So I suppose what I wanted to say was you are not alone, and men react differently to us about this issue.  It might be that he feels he is protecting you from disappointment by saying "let's wait", or he may just want some time with you, or he may want to wait for a while until he feels you have enough security to provide what he wants to provide for your child.  The only way you are going to know is if you talk to him about it, and even then it might take some time.  My husband refuses to talk about things when I am upset and although it drives me crazy it does mean that neither of us say things we regret...  Maybe wait for a time when you are both relaxed and calm and just ask where he feels he is at and what he sees as the future of your ttc journey.

Sending you lots of  
xxxx


----------



## Nosilab (Jun 29, 2011)

Hi mrsxg

My DH has never been 100% behind having a baby - and still isn't now. He says he's only agreeing to go along with things because he can see how much I want it and how upset I am every month when things don't happen. He's always been really honest with me, and we've had many MANY difficult conversations, but he's always come around to things in the end and been willing to push his boundaries and give things a go. He always said right from the start he didn't want to go as far as IVF, then did when the time came. Then said he didn't want to consider the donor egg option, but has now agreed to go on the waiting list. However, I'm not sure all of this would have been possible without the help of a Relate counsellor. Before we saw her I struggled to even get DH to feel comfortable with me coming off the pill - he was convinced I'd get pregnant straight away (if only!) and was like your DH with worrying about finances, the size of our house, the changes to our lifestyle and basically not really wanting what I wanted! I'll be honest, it's been mega stressful at times, so I do understand how you feel.

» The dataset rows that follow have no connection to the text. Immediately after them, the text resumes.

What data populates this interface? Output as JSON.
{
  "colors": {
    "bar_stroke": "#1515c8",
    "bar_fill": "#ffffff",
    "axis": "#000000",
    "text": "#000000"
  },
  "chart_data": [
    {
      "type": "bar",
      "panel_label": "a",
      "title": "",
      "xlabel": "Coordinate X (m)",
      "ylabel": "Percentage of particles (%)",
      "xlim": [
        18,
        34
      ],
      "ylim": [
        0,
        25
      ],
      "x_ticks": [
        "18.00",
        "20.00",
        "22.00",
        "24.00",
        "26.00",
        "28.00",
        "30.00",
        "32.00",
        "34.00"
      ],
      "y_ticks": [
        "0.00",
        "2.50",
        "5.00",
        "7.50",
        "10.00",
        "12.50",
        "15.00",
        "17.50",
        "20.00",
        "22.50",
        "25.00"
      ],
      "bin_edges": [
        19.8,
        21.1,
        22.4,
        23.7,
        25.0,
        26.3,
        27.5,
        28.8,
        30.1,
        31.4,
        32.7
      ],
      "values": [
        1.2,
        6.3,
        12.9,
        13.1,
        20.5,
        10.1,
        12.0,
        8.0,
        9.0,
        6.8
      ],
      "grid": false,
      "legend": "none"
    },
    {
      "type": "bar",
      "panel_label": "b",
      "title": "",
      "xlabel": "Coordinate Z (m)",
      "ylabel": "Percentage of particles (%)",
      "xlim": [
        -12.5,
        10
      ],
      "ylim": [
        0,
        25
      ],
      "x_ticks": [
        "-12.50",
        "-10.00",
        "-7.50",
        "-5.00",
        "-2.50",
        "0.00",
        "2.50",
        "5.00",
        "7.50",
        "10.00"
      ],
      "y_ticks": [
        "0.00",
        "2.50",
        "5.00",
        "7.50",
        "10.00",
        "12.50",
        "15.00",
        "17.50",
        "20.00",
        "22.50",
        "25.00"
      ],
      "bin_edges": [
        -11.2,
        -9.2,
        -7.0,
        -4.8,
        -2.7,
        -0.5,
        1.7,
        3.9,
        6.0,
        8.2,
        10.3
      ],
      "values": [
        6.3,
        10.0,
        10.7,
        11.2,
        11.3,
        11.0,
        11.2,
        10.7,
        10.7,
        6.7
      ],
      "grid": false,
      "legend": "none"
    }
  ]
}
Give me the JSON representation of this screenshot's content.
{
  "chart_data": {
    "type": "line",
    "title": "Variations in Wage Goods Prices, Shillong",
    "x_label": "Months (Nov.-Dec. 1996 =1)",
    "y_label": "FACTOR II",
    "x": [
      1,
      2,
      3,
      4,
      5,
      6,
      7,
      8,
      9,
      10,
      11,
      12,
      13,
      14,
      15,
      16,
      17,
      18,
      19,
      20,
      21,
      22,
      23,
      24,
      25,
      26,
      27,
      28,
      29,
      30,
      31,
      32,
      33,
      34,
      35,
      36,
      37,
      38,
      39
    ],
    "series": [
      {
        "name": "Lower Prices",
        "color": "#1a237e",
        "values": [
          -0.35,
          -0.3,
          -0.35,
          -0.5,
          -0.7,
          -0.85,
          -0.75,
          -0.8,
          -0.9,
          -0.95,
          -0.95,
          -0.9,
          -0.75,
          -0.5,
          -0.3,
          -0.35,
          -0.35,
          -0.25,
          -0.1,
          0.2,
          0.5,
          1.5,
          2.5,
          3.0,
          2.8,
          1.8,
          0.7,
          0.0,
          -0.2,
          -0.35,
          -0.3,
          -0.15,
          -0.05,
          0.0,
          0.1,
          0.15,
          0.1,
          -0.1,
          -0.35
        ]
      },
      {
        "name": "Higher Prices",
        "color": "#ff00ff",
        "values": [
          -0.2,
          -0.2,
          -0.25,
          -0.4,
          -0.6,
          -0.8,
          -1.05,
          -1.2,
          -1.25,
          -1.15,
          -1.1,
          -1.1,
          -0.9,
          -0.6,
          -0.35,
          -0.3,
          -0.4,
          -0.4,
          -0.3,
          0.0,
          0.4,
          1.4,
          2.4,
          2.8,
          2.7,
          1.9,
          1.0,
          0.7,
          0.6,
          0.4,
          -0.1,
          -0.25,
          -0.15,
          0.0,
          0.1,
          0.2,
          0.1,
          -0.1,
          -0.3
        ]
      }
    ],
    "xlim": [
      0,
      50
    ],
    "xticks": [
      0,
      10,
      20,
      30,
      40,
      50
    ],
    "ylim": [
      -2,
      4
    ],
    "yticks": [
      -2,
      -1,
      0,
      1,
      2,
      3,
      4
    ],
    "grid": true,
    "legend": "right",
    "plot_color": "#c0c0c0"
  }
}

Apart from the 'baby issue' there was/is nothing wrong with our relationship, we are very happily married so I felt a bit of a fraud going to 'Relate' as I always thought that was only for couples who were about to split up - and that definitely wasn't us. However, the counsellor was great and said it was a very common issue (the woman wanting a baby, the man not). Would you and DH consider that? I didn't think my DH would consider it, but when I _reluctanty _ mentioned it to him he just said "ok" - I was shocked! I'll admit he did start off at each session like a grumpy teenager but by the end of each session was joining in and saying how he really felt. Anyway, it got us to where we are now so just thought it might be an option for you also, but also wanted to let you know you're not alone....


----------



## Furmummyx2 (Sep 5, 2011)

Thank you for the replies ladies. 
I means a lot knowing i'm not alone.
I will defo look into the relate counseller NosilaB  Thank you.

I just really wish he'd talk to me and honestly tell me what he's thinking!

I know he loves me and he's been SO supportive of everything but TTC its like a no go area!!
xxx


----------



## Nosilab (Jun 29, 2011)

Good luck mrsxg, I really hope it all works out for you, especially the Relate option.  My DH really loves and cares for me too, and is supportive in every other aspect of our lives (and as much as he can be re babies!) but he's always hated talking about ttc, it's never been easy, so I know exactly how you feel  

xxx


----------